JM : Voilà. Si tu veux, c’est un peu comme les enjeux d’« équité, diversité, inclusion ». C’est une question complexe, on sent qu’il y a un engouement certain, mais une fois que le vent tourne, que faire de toutes ces initiatives ? On voit qu'historiquement il y a des changements qui sont liés aux portefeuilles. Quand tu dis par exemple « intelligence artificielle »… En soi, tu peux développer de beaux projets avec cette technologie, mais tu risques aussi de te retrouver avec des outils rapidement obsolètes qui, au final, ne serviront que très peu à ton réseau ou à ta communauté. Savoirs Communs du Cinéma a été développé en premier lieu avec l’engagement de personnes profondément engagées dans le milieu de l’informatique, du cinéma et des sciences de l’information. On a mis tellement de temps à mettre en place ce type de projet qui demande à la fois plusieurs expertises et beaucoup d’apprentissages. Moi-même, si je parle de mon parcours, je n’ai pas de bagage scolaire en humanité numérique. Je me suis formée seule au web sémantique, en lisant, en allant suivre des conférences et formations. J'avais un bagage en cinéma, en études féministes, qui m'a beaucoup aidé aussi à analyser comment le numérique a été porté de manière parfois très naïve, sans penser aux contraintes, sans penser aux inégalités de genre, de classe et de race.

Tu sais, certains discours dans la discipline des humanités numériques, prônent souvent une approche globalisante du genre : « Oui, on peut tout mettre en ligne, c'est génial, pas de souci », ce qui compte c’est de créer des outils pour avoir de la diffusion de masse. Or moi, ce n'est absolument pas ma philosophie. Au contraire, je préfère travailler par corpus parce que je pense aux enjeux de documentation et d’invisibilisation des groupes dits « minorisés ». Et c'est pour ça que, dans le deuxième volet d'initiative, j'ai voulu m'intéresser à des corpus qui n'avaient pas été ceux qu’on documente habituellement dans l’histoire du cinéma, donc ceux qui n’ont pas été valorisés dans l'Histoire. Bien souvent, on a préféré valoriser une certaine forme de cinématographie connue au détriment d’une autre soi-disant moins susceptible d’attirer les foules en salle. Et cette reproduction des inégalités se retrouve également au cœur des projets de diffusion numérique. Donc, pour moi, il était important de ne pas rester coincé dans une philosophie complètement aveugle et naïve en pensant qu’avec le numérique on allait pouvoir tout changer. Au contraire, il s’agissait plutôt de prendre conscience des leviers d’action disponibles pour contrer la répercussion de ces discriminations sur le web.

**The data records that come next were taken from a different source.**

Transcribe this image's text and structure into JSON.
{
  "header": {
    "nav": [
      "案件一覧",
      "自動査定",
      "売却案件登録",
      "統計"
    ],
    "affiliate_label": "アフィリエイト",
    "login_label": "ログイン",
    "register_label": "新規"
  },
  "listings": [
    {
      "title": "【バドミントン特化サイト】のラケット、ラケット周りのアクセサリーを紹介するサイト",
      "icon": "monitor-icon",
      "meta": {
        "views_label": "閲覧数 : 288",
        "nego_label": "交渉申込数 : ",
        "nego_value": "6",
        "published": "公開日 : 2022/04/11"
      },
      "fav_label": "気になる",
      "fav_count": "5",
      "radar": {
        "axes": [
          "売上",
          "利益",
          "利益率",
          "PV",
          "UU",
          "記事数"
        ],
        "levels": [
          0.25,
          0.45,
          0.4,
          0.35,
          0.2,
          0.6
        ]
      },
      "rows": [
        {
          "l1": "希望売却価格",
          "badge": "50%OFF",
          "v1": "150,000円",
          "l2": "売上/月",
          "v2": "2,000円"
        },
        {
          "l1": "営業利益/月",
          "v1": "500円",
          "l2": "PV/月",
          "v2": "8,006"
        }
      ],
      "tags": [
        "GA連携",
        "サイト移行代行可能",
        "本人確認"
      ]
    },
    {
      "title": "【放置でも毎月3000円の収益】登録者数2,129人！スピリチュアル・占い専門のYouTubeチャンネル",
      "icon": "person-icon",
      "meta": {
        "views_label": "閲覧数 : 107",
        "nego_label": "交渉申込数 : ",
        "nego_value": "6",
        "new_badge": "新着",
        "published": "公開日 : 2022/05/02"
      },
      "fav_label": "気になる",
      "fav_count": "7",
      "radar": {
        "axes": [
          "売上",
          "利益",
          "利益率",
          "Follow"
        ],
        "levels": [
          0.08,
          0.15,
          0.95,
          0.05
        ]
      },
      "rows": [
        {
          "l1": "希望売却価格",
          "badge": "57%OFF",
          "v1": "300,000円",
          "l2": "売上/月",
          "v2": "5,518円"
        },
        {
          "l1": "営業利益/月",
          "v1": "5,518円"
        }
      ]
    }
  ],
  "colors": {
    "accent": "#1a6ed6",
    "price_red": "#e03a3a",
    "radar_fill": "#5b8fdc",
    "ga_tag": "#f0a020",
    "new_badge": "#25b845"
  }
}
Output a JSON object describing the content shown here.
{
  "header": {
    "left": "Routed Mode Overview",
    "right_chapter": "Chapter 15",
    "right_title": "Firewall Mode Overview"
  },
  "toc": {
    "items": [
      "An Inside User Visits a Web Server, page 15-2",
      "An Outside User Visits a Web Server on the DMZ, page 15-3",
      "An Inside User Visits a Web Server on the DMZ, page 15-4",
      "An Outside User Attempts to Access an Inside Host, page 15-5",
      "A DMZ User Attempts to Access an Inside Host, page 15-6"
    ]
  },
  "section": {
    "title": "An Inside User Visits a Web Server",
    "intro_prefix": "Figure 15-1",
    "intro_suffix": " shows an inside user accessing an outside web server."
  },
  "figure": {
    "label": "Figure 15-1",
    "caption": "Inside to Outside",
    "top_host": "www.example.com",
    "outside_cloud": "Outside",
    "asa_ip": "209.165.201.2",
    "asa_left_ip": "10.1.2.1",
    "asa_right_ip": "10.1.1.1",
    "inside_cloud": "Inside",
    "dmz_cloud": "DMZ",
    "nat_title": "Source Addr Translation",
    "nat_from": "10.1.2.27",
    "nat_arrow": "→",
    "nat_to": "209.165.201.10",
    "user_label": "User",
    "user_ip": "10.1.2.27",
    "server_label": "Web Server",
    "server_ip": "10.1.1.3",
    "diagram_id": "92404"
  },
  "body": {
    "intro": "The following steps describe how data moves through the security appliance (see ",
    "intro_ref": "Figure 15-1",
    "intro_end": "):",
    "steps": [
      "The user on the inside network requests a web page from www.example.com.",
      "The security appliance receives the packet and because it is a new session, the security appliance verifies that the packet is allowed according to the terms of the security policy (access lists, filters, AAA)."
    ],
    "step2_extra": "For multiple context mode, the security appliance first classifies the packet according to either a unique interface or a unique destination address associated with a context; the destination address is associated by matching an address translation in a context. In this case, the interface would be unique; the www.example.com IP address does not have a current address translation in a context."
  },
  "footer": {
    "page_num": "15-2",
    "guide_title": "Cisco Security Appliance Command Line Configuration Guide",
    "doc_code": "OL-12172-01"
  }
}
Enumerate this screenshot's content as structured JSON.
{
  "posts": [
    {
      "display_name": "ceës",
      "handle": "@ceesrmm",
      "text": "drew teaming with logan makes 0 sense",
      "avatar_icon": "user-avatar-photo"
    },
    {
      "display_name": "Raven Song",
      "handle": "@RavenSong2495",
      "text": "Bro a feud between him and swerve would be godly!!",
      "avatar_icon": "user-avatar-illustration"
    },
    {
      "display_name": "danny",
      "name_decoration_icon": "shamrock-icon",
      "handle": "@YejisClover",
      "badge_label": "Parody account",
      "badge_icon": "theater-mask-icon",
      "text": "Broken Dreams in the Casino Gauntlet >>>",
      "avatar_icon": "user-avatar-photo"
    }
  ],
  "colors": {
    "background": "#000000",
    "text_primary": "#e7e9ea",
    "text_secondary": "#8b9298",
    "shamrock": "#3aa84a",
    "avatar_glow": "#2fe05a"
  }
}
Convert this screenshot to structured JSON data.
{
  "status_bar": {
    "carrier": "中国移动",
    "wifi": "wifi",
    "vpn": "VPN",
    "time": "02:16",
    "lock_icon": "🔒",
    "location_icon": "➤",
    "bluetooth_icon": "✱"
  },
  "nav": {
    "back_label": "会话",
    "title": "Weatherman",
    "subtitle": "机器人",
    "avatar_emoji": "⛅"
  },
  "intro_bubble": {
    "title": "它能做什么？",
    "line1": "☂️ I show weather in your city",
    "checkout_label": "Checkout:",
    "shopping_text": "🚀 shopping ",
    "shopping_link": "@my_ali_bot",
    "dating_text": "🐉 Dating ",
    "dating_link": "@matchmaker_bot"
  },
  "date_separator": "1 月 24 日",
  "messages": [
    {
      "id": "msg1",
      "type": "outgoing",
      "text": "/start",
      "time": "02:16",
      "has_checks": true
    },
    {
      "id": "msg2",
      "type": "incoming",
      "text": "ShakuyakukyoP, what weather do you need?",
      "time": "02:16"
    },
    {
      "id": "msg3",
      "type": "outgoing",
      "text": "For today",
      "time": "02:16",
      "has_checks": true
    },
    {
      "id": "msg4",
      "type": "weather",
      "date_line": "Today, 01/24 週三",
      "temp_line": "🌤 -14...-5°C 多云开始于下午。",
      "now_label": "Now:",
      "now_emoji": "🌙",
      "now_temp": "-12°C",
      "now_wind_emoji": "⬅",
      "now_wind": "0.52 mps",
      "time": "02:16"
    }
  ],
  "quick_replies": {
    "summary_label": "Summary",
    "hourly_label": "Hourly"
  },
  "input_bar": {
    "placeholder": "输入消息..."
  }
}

:: Atelier #23 « Groupe d'intervention vidéo » [Cinémathèque québécoise]
 

MLG : Justement, tu avais abordé un peu plus tôt les problèmes qui viennent avec Wikipédia. J'imagine qu’il y a des problèmes qui sont liés à la diversité, au faible pourcentage de pages qui sont par exemple dédiées à des artistes qui ne sont pas des hommes.

JM : C'est là où, avec le deuxième volet du projet, on a commencé à s'intéresser à ces questions de neutralité du web dans un sens plus large. C'est-à-dire de se questionner non seulement sur les facteurs d’invisibilisation de certains contenus, mais aussi sur comment, d'une manière plus systémique, on observe une reproduction des inégalités de genre, de classe et de race sur le Web et comment ces inégalités se traduisent dans les pratiques d’exposition de notre culture cinéphilique en ligne. Dans Wikipédia, on sait par exemple qu’un pourcentage important de pages créées concernent un paysage patrimonial beaucoup plus mainstream et reconnu, au détriment, par exemple, des femmes. Là on parle des femmes, mais ça concerne également d'autres communautés qui n'avaient pas nécessairement les ressources pour être admissibles dans Wikipédia. Puisque les règles sont fondées sur ces protocoles contrôlés, bien souvent, par un réseau d’administrateurs, les pages créées qui n’ont pas la documentation pour être valides ne sont pas considérées comme « crédibles ».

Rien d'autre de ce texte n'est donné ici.